The latest data released from LSL Acadata shows that, for the third consecutive month, average house prices increased during February by 0.5%.
The increase takes the average value of a home in England and Wales to £302,435. A spike in prices early last year, however, means prices are down 0.5% compared to this time last year.
However, according to the report, prices remain subdued. An estimated 59,100 sales in February 2019 is the lowest level for the month since 2015.
Oliver Blake, Managing Director of Your Move and Reeds Rains estate agents said: “Whilst a challenging market there are signs of a slowdown and yet, with some regions still experiencing price rises, there clearly continues to be demand for property and a need for more homes to come to market.”
Whilst prices are down annually, primarily because they saw a surge at the start of last year, with a peak reached last February, the situation is far less dramatic than it appears. Average prices have risen over the last three months and even where there are price falls, it’s not necessarily bad news.
Given the challenges of affordability from a decade of rising prices and sluggish wage growth, a short slowdown in prices combined with increases in pay could be a positive outcome for the market in the long term. The market still requires actions to ensure an adequate supply of housing, but the fact remains that a slowdown in prices is by no means a disaster.
As ever, the overall average hides a myriad of different stories. Crucially, there is a distinct North/South divide, with Wales in particular still growing robustly, up 3% annually. Most of the major conurbations outside London also continue to see growth, led by Cardiff (up 5.3%).
In London, prices have risen for the last five months, leaving the average price in the capital at £622,494.
Despite this average figure, prices are down in most areas (23 of the 33 boroughs). There are significant variations, however, which are exacerbated by relatively low transaction levels in January, increasing the volatility.
Peter Williams, Chairman of Acadata and John Tindale, Acadata housing analyst, comment: "The question is where are house prices going now? In February, the average house price rose in the month by £1,363, or +0.5%. This was the third month in a row that the average price has increased, albeit at less than 0.75% over the three months. Indeed - as Figure 1 below shows - price movements over the last year have been relatively subdued, with the monthly change in the average price being less than ± 0.5% on eight occasions. On this basis, the England & Wales market is close to static - but of course, as we show, there are significant regional variations.
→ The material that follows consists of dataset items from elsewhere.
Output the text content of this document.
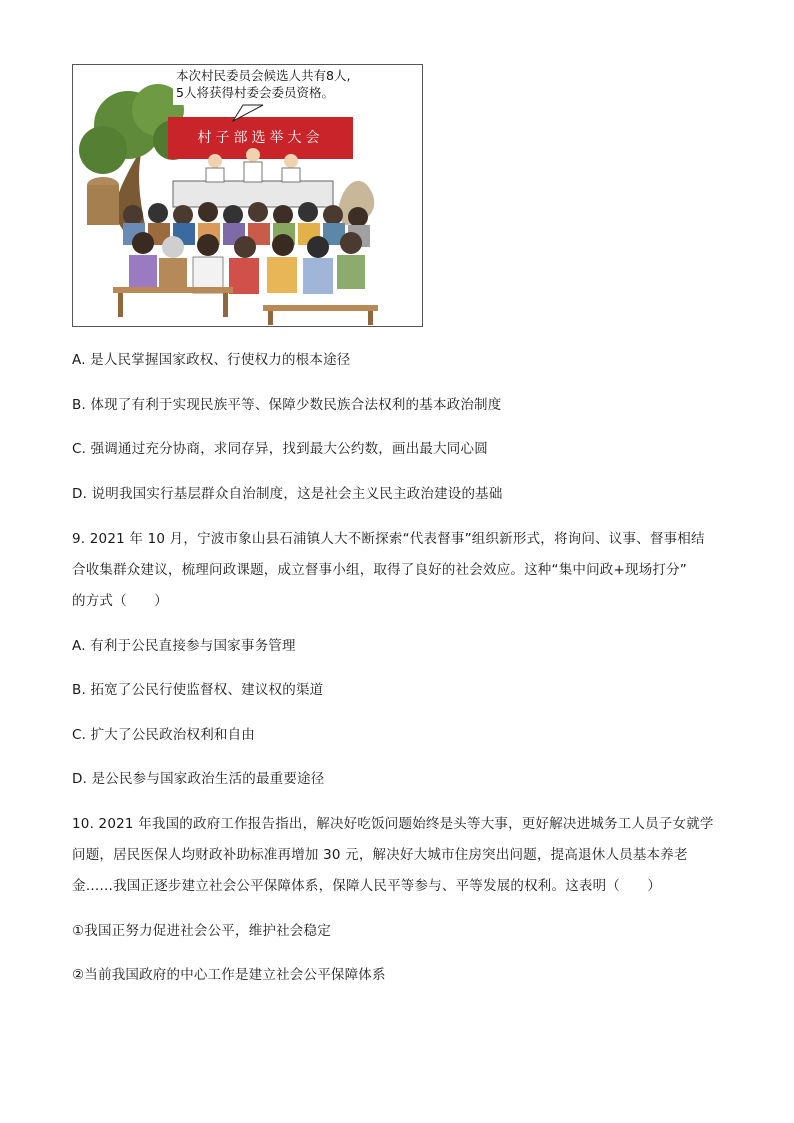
本次村民委员会候选人共有8人,
5人将获得村委会委员资格。
村子部选举大会
A. 是人民掌握国家政权、行使权力的根本途径
B. 体现了有利于实现民族平等、保障少数民族合法权利的基本政治制度
C. 强调通过充分协商，求同存异，找到最大公约数，画出最大同心圆
D. 说明我国实行基层群众自治制度，这是社会主义民主政治建设的基础
9. 2021 年 10 月，宁波市象山县石浦镇人大不断探索“代表督事”组织新形式，将询问、议事、督事相结
合收集群众建议，梳理问政课题，成立督事小组，取得了良好的社会效应。这种“集中问政+现场打分”
的方式（　　）
A. 有利于公民直接参与国家事务管理
B. 拓宽了公民行使监督权、建议权的渠道
C. 扩大了公民政治权利和自由
D. 是公民参与国家政治生活的最重要途径
10. 2021 年我国的政府工作报告指出，解决好吃饭问题始终是头等大事，更好解决进城务工人员子女就学
问题，居民医保人均财政补助标准再增加 30 元，解决好大城市住房突出问题，提高退休人员基本养老
金……我国正逐步建立社会公平保障体系，保障人民平等参与、平等发展的权利。这表明（　　）
①我国正努力促进社会公平，维护社会稳定
②当前我国政府的中心工作是建立社会公平保障体系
On an annual basis, i.e. over the last twelve months, average prices have fallen by £1,560 or -0.5%, and now stand at
£302,435. This is the second month in succession that the annual % rate has been negative: however, as can be seen in Figure 1 above - given the mini-peak in prices in February 2018, at £303,400 (currently the record average price seen in England and Wales) - prices one year later have failed to match that upward blip.
The Housing Market
Slowing, stabilising and indeed falling prices are not bad news in the ways some might describe them, depending on region or local authority. Given that we have had sustained periods of stretched affordability, it opens up the possibility that we can move the relationship between house prices and household incomes into better balance. This in turn may then mean that the governments in England & Wales can think more radically about Help-to-Buy, and move away from a seemingly unplanned march towards permanence. If overall housing supply can be sustained, and the price/income ratio improved, then there is a possibility that the housing market can return to some semblance of long-term normality.
Of course these are all big “ifs”, but as we report here the market has been ratcheting downwards not in some cataclysmic and uncontrolled spiral threatening households and the economy, but rather with broadly steady slow deflation in real terms - and now therefore hovering over nominal declines in the months to come? Transactions similarly are down, as we go on to show. This combination of static and/or lower prices and reduced transactions does have the potential to gather momentum, and in turn to trigger government action further to restimulate the market. At present, there are other distractions and this may well be a continuing context for some months or even years. The government has rightly focussed much of its attention on the rented sectors, and on making them more fit-for- purpose and competitive with home ownership. This offers the prospect of a more balanced market in the future – something we should all aspire to.
So the current picture is not all gloom, and a period of readjustment - given the past - is desirable. The public and media should give more thought to this, and begin to move away from relishing inflationary headlines. Can the feel- good factor be recalibrated around stability and choice rather than surging prices and market frenzy? This is a long overdue adjustment."